Closer inspection reveals that South Africa’s scoring had a one-point year-on-year (y/y) drop in 2020, and thereafter it has remained unchanged. The score came in at 57,8 in 2021, which is the same level as 2020, but down by 1,4 points from 2019. Nonetheless, other countries have improved notably since 2019 as South Africa stagnated, resulting in the relative deterioration in South Africa’s ranking to 70.

The Global Food Security Index comprises four subindices, namely; (1) food affordability, (2) food availability, (3) food quality and safety, and (4) natural resources and resilience. The affordability and availability have a higher weighting of a combined two-thirds. The affordability subindex includes a change in average food costs and the proportion of a population in poverty. Meanwhile, the availability subindex includes the sufficiency of supply, agricultural infrastructure, and political and social barriers to food.

In 2021, South Africa experienced a mild deterioration in the food affordability and availability subindices by 0,7 and 0,1 points, respectively. Meanwhile, the rest of the other subindices improved marginally.

In the case of affordability, the major challenge was an overall increase in food prices. This is not far off from what even local researchers have observed in various surveys. For example, the fifth wave of the National Income Dynamics Study – Coronavirus Rapid Mobile Survey highlighted that some households had run out of money to buy food since the pandemic started, thus observing a rise in food insecurity.

Moreover, South Africa’s overall food price inflation has been elevated this year, averaging 6,5% y/y in the first eight months of 2021, from 4,8% in 2020. But it is worth emphasizing that this challenge speaks to the rising cost of food in an environment where more people are out of work due to the COVID-19 pandemic.

Importantly, the rise in food prices is a global phenomenon and not unique to South Africa. The dryness in South America, which negatively affected the crops in the 2020/21 production season, combined with growing demand for oilseeds and grains in China, and higher shipping costs, are some of the factors that have underpinned global food price inflation This, in turn, supported prices in South Africa.

In terms of availability, I find the deterioration of this subindex inconsistent with the reality in South Africa.
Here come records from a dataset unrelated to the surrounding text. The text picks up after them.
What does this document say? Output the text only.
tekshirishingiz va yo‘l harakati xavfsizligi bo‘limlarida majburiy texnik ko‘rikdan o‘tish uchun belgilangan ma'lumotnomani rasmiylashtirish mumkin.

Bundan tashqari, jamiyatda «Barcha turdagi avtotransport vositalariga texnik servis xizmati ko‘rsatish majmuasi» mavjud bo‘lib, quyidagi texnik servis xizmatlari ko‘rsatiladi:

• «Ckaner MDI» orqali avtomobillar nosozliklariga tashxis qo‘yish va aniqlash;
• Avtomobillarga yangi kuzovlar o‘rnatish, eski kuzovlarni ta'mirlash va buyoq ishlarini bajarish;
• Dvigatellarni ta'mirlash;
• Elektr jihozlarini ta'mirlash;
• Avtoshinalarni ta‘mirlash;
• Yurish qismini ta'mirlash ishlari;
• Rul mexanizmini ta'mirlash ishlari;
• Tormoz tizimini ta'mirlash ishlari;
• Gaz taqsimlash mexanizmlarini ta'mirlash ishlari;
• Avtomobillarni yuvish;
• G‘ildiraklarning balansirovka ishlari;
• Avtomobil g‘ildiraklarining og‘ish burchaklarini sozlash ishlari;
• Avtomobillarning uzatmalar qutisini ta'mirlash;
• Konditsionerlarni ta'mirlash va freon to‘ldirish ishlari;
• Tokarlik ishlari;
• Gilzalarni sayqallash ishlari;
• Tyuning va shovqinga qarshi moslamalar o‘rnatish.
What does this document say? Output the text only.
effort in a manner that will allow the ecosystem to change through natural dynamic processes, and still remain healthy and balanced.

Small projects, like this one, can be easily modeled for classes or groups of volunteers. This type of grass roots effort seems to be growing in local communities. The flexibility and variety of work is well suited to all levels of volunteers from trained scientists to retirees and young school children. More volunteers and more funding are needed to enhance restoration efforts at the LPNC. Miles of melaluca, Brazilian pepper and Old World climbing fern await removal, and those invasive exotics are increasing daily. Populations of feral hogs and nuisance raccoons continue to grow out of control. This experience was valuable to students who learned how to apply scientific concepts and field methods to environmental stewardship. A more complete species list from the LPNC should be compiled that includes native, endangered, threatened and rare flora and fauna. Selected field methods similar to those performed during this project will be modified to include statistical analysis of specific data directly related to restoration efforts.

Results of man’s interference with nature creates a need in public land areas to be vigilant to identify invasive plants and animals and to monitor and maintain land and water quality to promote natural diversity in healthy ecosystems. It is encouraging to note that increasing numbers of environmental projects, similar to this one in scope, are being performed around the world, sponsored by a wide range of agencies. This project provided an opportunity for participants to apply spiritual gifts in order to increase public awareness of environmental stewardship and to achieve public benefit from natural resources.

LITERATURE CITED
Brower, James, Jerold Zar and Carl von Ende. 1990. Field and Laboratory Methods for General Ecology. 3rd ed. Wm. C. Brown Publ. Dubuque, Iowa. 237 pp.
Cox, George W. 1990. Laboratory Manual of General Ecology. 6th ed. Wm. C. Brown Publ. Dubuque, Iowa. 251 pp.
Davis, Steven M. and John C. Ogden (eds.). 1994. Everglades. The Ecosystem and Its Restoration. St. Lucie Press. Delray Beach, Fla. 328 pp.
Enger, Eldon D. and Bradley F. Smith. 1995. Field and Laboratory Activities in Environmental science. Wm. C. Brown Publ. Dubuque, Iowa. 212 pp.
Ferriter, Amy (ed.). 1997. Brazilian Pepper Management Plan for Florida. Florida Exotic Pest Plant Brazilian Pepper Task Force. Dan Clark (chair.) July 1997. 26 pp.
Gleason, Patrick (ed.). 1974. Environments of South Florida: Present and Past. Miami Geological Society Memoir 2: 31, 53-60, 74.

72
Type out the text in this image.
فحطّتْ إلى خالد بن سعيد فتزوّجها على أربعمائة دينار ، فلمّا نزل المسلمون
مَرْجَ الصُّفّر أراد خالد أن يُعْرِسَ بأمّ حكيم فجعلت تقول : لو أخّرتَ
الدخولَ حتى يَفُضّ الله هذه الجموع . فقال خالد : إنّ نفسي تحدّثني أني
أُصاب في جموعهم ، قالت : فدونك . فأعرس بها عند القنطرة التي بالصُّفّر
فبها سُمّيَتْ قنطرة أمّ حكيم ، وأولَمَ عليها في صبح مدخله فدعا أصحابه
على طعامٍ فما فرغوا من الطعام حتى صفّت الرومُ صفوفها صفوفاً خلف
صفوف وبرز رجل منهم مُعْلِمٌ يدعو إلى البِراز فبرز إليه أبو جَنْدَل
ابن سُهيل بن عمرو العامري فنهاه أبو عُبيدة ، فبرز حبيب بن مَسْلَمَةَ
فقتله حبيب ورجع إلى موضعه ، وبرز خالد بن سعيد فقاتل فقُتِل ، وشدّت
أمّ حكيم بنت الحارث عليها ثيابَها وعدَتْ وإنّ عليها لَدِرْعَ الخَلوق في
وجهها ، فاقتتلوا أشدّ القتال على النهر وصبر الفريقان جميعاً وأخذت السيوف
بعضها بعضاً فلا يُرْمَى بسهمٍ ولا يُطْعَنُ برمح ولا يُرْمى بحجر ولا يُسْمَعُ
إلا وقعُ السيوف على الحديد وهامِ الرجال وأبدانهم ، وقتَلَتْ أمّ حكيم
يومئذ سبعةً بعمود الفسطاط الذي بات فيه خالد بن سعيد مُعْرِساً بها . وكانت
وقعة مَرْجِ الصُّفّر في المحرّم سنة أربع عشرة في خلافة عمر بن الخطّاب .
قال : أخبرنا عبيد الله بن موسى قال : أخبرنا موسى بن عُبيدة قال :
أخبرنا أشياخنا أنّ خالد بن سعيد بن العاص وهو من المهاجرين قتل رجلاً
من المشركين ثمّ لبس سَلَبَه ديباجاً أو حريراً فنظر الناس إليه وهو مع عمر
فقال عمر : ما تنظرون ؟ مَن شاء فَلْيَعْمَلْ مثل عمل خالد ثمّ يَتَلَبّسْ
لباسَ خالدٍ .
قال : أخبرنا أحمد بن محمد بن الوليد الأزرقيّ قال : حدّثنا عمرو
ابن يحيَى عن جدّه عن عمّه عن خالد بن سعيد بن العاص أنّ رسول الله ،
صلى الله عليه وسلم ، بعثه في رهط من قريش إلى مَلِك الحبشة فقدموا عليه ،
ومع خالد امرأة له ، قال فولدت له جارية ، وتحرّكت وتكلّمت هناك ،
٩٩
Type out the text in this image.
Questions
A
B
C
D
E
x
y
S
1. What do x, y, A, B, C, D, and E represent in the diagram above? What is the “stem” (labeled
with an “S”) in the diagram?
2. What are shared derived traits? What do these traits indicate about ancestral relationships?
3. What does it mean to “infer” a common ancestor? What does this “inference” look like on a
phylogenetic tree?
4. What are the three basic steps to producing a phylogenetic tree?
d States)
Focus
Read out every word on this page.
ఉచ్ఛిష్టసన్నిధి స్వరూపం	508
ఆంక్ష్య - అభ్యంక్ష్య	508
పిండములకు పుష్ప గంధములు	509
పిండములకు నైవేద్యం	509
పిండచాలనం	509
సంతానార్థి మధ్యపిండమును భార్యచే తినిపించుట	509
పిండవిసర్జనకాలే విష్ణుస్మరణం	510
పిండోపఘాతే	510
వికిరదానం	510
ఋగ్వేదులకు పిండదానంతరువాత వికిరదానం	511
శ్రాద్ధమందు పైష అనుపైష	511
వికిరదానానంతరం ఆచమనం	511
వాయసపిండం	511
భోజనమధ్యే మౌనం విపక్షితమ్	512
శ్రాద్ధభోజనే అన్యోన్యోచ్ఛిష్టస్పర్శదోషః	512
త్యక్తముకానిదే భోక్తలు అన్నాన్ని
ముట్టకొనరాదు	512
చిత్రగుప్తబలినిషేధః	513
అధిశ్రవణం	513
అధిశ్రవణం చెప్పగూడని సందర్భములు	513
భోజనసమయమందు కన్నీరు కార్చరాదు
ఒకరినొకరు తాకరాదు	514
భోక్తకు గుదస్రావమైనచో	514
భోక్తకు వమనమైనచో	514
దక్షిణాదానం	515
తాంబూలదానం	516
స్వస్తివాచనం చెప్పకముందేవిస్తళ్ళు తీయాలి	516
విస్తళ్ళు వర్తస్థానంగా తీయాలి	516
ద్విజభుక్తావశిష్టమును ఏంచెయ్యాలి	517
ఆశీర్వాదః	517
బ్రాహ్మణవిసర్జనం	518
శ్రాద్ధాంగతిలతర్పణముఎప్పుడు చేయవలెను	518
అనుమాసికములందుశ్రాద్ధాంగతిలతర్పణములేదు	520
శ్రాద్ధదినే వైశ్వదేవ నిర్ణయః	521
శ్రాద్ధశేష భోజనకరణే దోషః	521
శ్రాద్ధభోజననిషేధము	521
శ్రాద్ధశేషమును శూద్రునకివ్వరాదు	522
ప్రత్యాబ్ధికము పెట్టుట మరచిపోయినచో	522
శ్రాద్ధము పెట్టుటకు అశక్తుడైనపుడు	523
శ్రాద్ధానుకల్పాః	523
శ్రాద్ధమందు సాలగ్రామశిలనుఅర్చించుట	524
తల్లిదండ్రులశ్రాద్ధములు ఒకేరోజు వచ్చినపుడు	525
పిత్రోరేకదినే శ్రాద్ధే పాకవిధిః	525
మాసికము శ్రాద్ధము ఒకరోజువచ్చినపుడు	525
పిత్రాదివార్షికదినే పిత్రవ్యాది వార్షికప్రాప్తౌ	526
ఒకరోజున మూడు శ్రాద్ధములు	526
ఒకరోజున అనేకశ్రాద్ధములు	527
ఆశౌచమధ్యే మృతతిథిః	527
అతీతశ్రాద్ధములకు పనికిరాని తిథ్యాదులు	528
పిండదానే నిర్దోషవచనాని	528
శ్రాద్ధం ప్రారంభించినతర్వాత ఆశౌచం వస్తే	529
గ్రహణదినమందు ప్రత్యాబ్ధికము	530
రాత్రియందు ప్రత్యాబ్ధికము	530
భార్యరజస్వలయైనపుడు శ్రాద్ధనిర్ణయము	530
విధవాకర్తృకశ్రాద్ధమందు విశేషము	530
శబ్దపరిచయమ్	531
The 2020/21 production season was the second largest in history in terms of grains and oilseeds. In horticulture, the citrus industry had a record harvest, while other fruits and vegetables experienced a general improvement in output. In such an environment of abundant output, one wouldn’t expect a decline in the “availability” subindex. There is also no major change in agricultural infrastructure, and political and social barriers to food over the past nine months compared to 2020. The only notable glitch in supply chains was during the KwaZulu-Natal and Gauteng unrest and even then, it was short-lived.

A major issue to keep in mind when observing global agricultural indices such as Global Food Security Index, is that subjectivity can never be fully eliminated from the authors’ judgment, resource constraints can hinder objective data collection on the ground in each country, and they sometimes rely on blueprint models that might not be site specific. Sources of bias can stem from the data’s inconsistency in quality, frequency and reliability across all countries. The weightings and rankings are also tricky because they have to be tailored to suit different socio-economic contexts.

Overall, the key message is that South Africa will need to continue to improve agricultural efficiency, which will contribute to job creation and ultimately improve food security.